Cap as a negotiate chip

Around this time final year, there was some contention among a United Conservative Party about scrapping a top altogether, though eventually Kenney opted not to, once his celebration won a Apr 2019 election and shaped government.

The premier has given described a top as “academic” given Alberta, by his math, is “nowhere tighten to attack it.”

Not so fast, sovereign Environment Minister Jonathan Wilkinson has said: “Our modelling shows we’re indeed coming a 100-megatonne top in 2030.”

That modelling is based, of course, on federal interpretations of cap-applicable emissions that — as we’ve seen — produce some significantly opposite formula than what a range comes adult with.

During a Teck deliberations, the top became something of a negotiate chip between a sovereign and provincial governments. And so, too, could some of those interpretations, even now.

In his new minute seeking Alberta to give a top regulatory teeth, Wilkinson also laid out a quandary new oilsands projects emanate for a sovereign supervision in perplexing to change mercantile expansion with meridian commitments.

Those embody a Paris Agreement, underneath that Canada affianced to revoke a annual emissions to 511 megatonnes by 2030, and a sovereign government’s longer-term guarantee to move emissions to net 0 by 2050.

Canada’s actual, projected and aim hothouse gas emissions from 2005 to 2050. (Chart: Robson Fletcher/CBC, Data: Environment and Climate Change Canada)

Federal officials who do emissions projections, meanwhile, told CBC News those projections would expected change if Alberta were to deliver specific regulations for a 100-megatonne cap, for dual categorical reasons.

Firstly, enforcing a top could change a forecasts for oil production put out by a Canada Energy Regulator, that are a primary source of information used to make projections of destiny emissions.

Secondly, they pronounced if Alberta were to spell out accurately how to appreciate some of a issues that have led to a discrepancy — such as cogeneration calculation methods and possibly to embody or bar primary bitumen — a sovereign supervision would incorporate those interpretations into a projections.

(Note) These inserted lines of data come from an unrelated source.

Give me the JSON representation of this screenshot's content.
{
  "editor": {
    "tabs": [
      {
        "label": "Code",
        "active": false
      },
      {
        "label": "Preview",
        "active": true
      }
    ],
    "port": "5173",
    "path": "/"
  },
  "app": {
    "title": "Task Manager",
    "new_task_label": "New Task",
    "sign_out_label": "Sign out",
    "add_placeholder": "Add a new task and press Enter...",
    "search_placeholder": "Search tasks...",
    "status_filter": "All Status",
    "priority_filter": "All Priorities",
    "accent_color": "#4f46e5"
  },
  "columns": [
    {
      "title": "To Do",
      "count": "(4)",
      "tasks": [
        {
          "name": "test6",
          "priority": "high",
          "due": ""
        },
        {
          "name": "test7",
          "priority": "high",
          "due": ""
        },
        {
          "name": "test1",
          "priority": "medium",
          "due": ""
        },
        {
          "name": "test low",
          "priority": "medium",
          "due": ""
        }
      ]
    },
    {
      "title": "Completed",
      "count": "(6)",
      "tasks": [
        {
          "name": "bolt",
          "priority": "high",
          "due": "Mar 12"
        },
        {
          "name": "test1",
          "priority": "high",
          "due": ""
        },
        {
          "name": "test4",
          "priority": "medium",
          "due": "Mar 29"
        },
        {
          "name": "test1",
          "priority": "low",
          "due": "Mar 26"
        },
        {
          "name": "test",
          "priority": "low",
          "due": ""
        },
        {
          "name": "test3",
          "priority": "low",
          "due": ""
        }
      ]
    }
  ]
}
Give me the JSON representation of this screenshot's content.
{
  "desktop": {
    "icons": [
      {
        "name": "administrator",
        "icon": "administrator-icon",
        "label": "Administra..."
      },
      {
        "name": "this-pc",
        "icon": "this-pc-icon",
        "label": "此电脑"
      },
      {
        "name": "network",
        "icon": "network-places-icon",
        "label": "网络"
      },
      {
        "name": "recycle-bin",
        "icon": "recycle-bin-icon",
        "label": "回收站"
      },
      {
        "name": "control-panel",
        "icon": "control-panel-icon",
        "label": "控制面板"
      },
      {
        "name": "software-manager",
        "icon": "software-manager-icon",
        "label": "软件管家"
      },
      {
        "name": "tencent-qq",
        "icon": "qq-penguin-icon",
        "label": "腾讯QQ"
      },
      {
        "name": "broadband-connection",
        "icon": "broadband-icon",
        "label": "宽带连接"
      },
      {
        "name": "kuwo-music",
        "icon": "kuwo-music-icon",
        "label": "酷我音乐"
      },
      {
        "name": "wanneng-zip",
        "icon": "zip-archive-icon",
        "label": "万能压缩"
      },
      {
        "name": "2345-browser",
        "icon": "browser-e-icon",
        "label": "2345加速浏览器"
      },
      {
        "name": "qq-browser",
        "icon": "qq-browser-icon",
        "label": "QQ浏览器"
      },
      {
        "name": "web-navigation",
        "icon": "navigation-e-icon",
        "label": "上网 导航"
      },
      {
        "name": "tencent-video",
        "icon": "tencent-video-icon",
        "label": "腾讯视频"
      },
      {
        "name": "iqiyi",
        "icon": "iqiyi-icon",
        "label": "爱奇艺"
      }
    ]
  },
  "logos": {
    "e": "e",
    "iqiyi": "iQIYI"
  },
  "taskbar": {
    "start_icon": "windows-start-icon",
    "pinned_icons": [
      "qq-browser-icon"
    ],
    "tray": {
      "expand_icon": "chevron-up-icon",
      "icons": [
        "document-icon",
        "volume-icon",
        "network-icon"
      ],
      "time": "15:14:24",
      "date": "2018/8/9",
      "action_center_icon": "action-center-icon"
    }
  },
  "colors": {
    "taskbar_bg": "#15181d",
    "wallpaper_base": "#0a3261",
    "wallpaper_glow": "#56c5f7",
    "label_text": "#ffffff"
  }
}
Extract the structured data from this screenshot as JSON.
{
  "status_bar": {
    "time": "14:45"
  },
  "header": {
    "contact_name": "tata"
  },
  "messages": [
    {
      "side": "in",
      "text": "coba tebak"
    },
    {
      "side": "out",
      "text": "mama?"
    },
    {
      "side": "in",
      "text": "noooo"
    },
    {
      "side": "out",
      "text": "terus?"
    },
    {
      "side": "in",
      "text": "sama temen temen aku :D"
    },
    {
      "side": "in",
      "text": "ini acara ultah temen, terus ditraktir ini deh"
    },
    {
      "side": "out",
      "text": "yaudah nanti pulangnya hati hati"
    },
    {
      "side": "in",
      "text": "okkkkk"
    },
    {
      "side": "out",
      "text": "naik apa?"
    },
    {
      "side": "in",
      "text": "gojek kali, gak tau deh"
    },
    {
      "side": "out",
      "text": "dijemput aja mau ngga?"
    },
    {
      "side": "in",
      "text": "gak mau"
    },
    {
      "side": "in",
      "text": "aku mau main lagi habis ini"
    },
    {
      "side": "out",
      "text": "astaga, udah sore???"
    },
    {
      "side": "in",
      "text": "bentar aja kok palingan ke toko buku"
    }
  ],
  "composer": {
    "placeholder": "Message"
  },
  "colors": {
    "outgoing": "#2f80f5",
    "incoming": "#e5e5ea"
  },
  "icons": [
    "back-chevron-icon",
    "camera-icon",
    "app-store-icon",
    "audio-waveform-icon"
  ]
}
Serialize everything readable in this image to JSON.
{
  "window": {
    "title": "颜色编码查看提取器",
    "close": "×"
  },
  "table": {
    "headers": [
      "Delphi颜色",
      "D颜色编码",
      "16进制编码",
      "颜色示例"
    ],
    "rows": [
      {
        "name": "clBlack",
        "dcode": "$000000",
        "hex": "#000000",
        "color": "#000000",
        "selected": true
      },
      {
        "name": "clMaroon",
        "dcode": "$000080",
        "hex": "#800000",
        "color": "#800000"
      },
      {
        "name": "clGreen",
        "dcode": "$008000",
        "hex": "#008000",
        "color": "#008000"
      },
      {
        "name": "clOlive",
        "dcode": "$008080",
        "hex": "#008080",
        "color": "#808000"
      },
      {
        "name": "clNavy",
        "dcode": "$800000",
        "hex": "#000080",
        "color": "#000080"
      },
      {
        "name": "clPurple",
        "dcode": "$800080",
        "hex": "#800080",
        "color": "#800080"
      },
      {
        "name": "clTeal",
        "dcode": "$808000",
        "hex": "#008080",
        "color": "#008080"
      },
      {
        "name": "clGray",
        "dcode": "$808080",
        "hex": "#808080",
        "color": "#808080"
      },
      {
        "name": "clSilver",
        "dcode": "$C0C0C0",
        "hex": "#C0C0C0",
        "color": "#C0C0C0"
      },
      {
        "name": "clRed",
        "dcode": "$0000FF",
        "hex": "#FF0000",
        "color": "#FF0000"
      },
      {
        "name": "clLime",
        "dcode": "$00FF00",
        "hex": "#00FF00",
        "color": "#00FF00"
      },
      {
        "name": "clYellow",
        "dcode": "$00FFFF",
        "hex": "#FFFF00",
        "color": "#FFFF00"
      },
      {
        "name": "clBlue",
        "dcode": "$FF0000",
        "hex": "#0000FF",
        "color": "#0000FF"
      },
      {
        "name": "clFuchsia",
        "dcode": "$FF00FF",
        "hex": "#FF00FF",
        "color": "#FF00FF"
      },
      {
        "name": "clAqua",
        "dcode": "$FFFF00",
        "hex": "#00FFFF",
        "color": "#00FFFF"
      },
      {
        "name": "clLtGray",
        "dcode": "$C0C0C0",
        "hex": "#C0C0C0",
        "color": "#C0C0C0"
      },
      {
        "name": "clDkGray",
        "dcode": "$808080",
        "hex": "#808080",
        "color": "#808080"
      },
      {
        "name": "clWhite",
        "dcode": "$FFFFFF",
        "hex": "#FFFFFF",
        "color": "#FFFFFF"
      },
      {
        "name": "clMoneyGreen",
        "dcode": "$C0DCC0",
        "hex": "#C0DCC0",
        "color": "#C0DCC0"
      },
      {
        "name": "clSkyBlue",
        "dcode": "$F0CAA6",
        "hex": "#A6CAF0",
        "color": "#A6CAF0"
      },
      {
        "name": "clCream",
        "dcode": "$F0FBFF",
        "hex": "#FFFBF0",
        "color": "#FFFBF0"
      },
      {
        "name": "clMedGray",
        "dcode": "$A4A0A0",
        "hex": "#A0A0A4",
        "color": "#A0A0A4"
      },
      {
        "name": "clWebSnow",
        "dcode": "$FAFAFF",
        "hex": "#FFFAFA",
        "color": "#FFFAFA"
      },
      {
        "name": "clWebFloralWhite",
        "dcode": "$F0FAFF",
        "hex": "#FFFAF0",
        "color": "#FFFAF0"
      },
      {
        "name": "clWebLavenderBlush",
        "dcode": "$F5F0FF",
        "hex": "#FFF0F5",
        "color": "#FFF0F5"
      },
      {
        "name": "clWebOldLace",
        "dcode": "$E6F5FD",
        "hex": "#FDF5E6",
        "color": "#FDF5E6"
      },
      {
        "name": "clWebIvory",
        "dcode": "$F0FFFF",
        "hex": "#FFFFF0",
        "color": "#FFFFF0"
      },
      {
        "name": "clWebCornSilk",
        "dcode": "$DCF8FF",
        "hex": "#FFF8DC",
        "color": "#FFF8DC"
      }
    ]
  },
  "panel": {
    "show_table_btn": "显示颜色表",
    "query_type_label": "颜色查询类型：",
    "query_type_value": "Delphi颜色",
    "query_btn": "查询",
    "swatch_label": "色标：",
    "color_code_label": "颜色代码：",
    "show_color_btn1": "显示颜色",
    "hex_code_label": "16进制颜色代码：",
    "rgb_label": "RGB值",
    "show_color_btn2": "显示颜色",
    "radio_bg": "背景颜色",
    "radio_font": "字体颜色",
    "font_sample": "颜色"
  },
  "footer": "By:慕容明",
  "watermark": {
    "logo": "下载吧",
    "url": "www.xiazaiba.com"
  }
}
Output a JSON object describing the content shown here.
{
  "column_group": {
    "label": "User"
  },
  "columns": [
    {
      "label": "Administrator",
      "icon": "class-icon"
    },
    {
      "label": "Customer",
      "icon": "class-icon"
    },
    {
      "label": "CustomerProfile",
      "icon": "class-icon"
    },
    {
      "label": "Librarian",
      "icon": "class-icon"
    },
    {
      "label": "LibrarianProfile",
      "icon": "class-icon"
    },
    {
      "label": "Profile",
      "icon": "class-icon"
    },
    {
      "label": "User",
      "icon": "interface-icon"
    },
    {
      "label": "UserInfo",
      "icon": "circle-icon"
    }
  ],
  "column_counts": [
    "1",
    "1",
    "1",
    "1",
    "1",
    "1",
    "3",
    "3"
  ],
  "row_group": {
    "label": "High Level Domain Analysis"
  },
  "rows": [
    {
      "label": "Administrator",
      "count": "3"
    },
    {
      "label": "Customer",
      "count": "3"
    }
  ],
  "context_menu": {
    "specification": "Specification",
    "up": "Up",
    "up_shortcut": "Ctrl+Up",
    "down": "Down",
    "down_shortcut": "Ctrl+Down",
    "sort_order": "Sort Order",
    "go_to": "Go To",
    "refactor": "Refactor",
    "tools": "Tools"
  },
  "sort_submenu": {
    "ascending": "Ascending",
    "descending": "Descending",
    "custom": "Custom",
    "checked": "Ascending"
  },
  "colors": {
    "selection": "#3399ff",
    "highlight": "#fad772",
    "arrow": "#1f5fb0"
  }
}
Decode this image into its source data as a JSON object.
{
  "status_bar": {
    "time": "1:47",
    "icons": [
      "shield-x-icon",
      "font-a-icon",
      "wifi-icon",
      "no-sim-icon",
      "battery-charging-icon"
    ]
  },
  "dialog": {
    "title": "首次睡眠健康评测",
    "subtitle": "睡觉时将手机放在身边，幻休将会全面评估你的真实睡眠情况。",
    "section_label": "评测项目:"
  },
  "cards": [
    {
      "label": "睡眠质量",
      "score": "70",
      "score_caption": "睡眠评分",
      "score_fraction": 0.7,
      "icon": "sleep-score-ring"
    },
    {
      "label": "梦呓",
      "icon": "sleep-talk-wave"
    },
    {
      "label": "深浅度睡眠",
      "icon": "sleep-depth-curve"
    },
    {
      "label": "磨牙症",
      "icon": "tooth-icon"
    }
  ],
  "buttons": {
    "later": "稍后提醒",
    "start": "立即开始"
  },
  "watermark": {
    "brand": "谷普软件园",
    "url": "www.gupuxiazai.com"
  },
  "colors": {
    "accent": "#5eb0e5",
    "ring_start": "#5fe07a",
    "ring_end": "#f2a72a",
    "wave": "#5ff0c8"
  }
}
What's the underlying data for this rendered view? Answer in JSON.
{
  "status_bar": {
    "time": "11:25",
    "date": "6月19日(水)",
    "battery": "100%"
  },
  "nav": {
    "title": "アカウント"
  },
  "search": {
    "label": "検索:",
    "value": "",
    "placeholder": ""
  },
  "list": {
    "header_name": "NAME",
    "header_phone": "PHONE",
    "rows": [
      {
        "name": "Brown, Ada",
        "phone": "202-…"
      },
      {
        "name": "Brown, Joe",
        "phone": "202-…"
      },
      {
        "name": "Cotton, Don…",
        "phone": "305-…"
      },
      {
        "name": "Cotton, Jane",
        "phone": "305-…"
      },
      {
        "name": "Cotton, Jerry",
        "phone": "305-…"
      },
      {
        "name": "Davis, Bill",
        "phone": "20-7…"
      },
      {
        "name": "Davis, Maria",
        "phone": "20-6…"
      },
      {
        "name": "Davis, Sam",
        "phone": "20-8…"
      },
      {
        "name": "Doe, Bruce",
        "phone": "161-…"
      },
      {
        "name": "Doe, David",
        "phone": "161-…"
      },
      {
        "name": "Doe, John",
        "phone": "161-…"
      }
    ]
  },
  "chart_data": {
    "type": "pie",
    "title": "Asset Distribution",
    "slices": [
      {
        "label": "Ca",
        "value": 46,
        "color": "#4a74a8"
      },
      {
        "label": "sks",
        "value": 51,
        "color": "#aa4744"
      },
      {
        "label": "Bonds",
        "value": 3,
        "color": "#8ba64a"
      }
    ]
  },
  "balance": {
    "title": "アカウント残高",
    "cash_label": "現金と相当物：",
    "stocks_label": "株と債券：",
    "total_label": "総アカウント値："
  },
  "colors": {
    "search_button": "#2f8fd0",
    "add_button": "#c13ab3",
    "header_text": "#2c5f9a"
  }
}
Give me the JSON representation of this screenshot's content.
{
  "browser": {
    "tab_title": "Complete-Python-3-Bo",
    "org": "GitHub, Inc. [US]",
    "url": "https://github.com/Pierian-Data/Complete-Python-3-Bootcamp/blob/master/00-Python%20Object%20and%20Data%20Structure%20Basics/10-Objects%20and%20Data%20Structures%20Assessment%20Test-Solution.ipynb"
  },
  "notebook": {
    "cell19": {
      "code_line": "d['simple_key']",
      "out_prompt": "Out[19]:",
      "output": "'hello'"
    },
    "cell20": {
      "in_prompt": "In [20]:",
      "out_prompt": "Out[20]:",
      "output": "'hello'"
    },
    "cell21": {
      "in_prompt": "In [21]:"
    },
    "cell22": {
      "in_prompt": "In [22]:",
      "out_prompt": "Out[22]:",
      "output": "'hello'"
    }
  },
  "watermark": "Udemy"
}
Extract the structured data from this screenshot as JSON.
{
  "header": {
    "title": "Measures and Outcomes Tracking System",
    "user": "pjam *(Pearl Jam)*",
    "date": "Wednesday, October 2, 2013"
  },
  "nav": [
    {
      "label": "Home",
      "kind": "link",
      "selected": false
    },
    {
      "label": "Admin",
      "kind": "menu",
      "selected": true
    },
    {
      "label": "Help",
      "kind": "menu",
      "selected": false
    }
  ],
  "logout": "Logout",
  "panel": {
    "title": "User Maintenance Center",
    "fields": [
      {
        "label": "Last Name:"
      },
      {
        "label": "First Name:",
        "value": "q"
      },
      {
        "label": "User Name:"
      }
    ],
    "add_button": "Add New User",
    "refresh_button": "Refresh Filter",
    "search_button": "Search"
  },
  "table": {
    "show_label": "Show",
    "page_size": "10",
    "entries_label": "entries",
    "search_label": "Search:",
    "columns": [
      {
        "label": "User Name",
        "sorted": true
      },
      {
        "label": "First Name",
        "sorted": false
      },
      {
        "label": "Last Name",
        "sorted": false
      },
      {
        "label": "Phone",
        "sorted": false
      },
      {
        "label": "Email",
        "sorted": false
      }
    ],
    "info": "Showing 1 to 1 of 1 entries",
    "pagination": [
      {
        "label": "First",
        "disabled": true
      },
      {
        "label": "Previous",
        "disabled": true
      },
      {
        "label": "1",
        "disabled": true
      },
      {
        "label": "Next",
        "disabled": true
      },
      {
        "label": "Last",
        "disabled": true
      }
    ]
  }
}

Up until now, a sovereign officials pronounced they’ve been relying on their best interpretations of Alberta’s 2015 legislation.

The province, for a part, hasn’t ruled out controlling a top though hasn’t shown a ton of unrestrained for a idea, either, accusing a sovereign supervision of changeable a goalposts and bringing a top brazen during a 11th hour in discussions about Teck Frontier.

“We are peaceful to have a review about intensity regulations around a cap,” Environment Minister Jason Nixon said before a plan was withdrawn.

Of course, possibly they are counted as partial of Alberta’s top or not, all oilsands emissions count toward Canada’s sum hothouse gas inventory. And that same Pembina research we listened about progressing also found that ongoing expansion in oilsands outlay has done a attention a fastest-growing source of emissions in a country, putting it on a “collision course” with inhabitant meridian goals.

So even with Teck off a table, a regulated top might still figure into a development-versus-emissions debate. But to have a awake contention about a merits of putting a tough extent on oilsands emissions, we initial need to come to a common know of what those emissions are.